Os planos orçamentais das administrações municipais de Luanda para 2026 expõem uma prioridade de gestão que tem gerado polémica: a maior fatia dos recursos continua a ser canalizada para eventos comemorativos, t-shirts, brindes e actividades promocionais, enquanto os investimentos em serviços básicos essenciais à população permanecem reduzidos.

Documentos oficiais revelam que, na maioria dos municípios da capital, áreas estruturantes como o abastecimento de água potável, o saneamento básico e a drenagem pluvial recebem verbas significativamente inferiores às destinadas a efemérides, festas e acções de confraternização. 

Esta opção surge num contexto em que milhares de famílias continuam a enfrentar sérias dificuldades no acesso à água e a viver em zonas sem sistemas adequados de escoamento e saneamento.

Uma análise feita pelo Jornal Valor Económico, com base nos Planos Anuais de Contratação Pública disponíveis no Portal da Contratação Pública, mostra que dez dos catorze municípios de Luanda reservaram montantes expressivos para iniciativas festivas em 2026. Em contraste, os recursos alocados a sectores determinantes para a melhoria das condições de vida da população são limitados e, em alguns casos, residuais.
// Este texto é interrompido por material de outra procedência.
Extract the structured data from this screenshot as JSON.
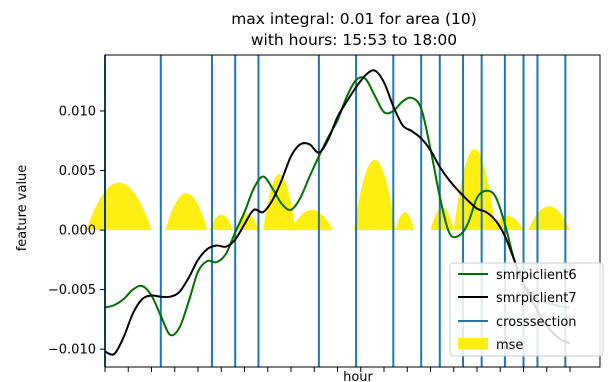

O levantamento aponta ainda para a continuidade do concurso limitado por convite como principal modelo de contratação utilizado pelas administrações municipais, uma prática que levanta questionamentos sobre transparência e eficiência na gestão dos fundos públicos.

Os dados reforçam o debate sobre as prioridades da governação local em Luanda e levantam dúvidas sobre até que ponto os orçamentos municipais estão alinhados com as necessidades reais da população, sobretudo no que diz respeito ao acesso a serviços básicos que impactam directamente a saúde e a dignidade dos cidadãos.